Ik ga de poort binnen, waar niets is veranderd. Links de gekoolteerde deur van de Ziekenzaal, rechts de ingang naar de chambrées. Voor mij ùit, de breede, houten trap die naar de binnenplaats voert, waar wij, 's morgens om zes uur en om één uur in den namiddag, ‘aantraden’ voor het werk-appèl; de binnenplaats, waar het mandihok was met de leksteenen, en de cachotten, en het magazijn; de met kleine, gele baksteenen geplaveide binnenplaats, waar nog de vier boomen stonden, een aan elken hoek, waarvan het bloesemsap, in de oogen gewreven, een onsteking veroorzaakte die de roekelooze lijders in het militaire hospitaal deed opnemen ter verpleging; de binnenplaats, waar ik, met den kogel aan het been, eens had gevochten met een lotgenoot en onze kettingen zich zoodanig ineen gestrengeld hadden dat wij niet van elkaar los konden komen zonder den bijstand van onze wederzijdsche secondanten; de binnenplaats, waar de ‘afgetuigde’ Bout, tot de algemeene satisfactie der gedetineerden, den sergeant-kleermaker, een krombeenigen, harigen dwerg, met een pikolstok tegen de wereld had geslagen; de binnenplaats, waar, op Kerstmis en op Koningsverjaardag, concerten werden gegeven, en tooneelvoorstellingen, met den Belg Dammekens als régisseur, en den grappig-lenigen Verschueren en den schuchteren, perzikwangigen Zeller in de damesrollen; de binnenplaats....
- Wat verlangt u, meneer?
Ik schrik op uit mijn mijmering. Een sergeant, of een adjudant, ik weet het niet meer - allèèn weet ik nog, ofschoon hun verschijning op dit oogenblik mij niet verwonderd zou hebben, dat het sergeant Laheure, met zijn mottige vleermuizen-facie, nièt was, noch adjudant Engers,
| |
| |
die, om meer ontzag in te boezemen, bij het loopen altijd tegen zijn sleepsabel schopte - een sergeant dan, of een adjudant, komt mijn meditaties storen.

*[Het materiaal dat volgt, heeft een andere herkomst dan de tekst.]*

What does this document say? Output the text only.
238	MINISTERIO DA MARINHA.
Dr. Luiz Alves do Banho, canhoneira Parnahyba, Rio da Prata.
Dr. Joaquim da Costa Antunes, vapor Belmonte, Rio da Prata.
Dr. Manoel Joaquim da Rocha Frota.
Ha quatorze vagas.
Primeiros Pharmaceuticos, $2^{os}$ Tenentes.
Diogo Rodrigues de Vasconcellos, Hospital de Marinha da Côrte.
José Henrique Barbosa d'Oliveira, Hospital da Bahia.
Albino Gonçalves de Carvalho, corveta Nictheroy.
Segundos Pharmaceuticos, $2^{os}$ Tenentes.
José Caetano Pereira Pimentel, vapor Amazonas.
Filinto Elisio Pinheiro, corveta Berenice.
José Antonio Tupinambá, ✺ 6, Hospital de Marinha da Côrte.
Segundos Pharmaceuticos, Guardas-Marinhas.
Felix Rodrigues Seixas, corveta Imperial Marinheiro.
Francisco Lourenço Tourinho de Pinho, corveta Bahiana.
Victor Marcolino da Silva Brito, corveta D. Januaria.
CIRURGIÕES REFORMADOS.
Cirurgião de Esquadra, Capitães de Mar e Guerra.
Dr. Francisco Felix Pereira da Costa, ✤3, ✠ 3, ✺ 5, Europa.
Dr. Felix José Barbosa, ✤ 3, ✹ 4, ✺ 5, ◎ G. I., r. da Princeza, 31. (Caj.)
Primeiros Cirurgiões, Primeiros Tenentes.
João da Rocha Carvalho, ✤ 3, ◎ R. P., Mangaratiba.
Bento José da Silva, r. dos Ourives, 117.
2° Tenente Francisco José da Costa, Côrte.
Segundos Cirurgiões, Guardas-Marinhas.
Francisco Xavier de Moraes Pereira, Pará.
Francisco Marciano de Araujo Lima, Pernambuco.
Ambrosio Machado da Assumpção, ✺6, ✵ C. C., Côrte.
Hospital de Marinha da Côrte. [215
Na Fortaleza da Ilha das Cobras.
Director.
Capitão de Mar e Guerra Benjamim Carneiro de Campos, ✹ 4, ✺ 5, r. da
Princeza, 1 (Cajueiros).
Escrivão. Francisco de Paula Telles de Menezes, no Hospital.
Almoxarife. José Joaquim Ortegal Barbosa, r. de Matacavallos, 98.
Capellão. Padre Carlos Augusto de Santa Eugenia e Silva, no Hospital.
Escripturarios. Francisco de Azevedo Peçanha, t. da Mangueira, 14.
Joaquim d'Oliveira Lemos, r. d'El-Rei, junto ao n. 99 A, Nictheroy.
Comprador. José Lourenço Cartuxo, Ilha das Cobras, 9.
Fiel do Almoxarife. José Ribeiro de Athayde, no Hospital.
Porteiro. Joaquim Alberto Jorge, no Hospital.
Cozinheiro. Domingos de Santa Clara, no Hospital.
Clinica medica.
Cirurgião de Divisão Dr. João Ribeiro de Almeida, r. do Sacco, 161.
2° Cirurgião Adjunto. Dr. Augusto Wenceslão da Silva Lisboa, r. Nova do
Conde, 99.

Wat ik verlang? Wèg in het verleden weet ik dat zoo gauw niet te zeggen, en ik heb een paar seconden noodig om terug te keeren tot het besef van het héden.
- Ik zou het fort willen bezoeken, de chambrées, de werkplaats....
- Wèlke werkplaats? Daar is hier geen werkplaats!
- Is het hier dan geen militaire gevangenis?
- Nee! meneer, al jàren niet meer.
- Wat is het dàn?
- Een kleedingmagazijn, meneer.
- Zoo! een kleedingmagazijn, zeg ik teleurgesteld. Ik dacht dat het een militaire gevangenis was! Maar enfin! Ik wil hier toch eens rondkijken.
- Rondkijken, meneer? In een militair kleedingmagazijn? Wat hèbt u daaraan?.... En bovendien, dat gaat zóó maar niet!
Ik wil er ìn, en ik vraag hem wie hier bevèl voert. Een kapitein-kwartiermeester, zegt hij. Ik reik hem mijn kaartje, waarop mijn opdracht vermeld staat, en verzoek hem dit aan den kapitein te geven en hem te zeggen dat die meneer hem wenscht te spreken.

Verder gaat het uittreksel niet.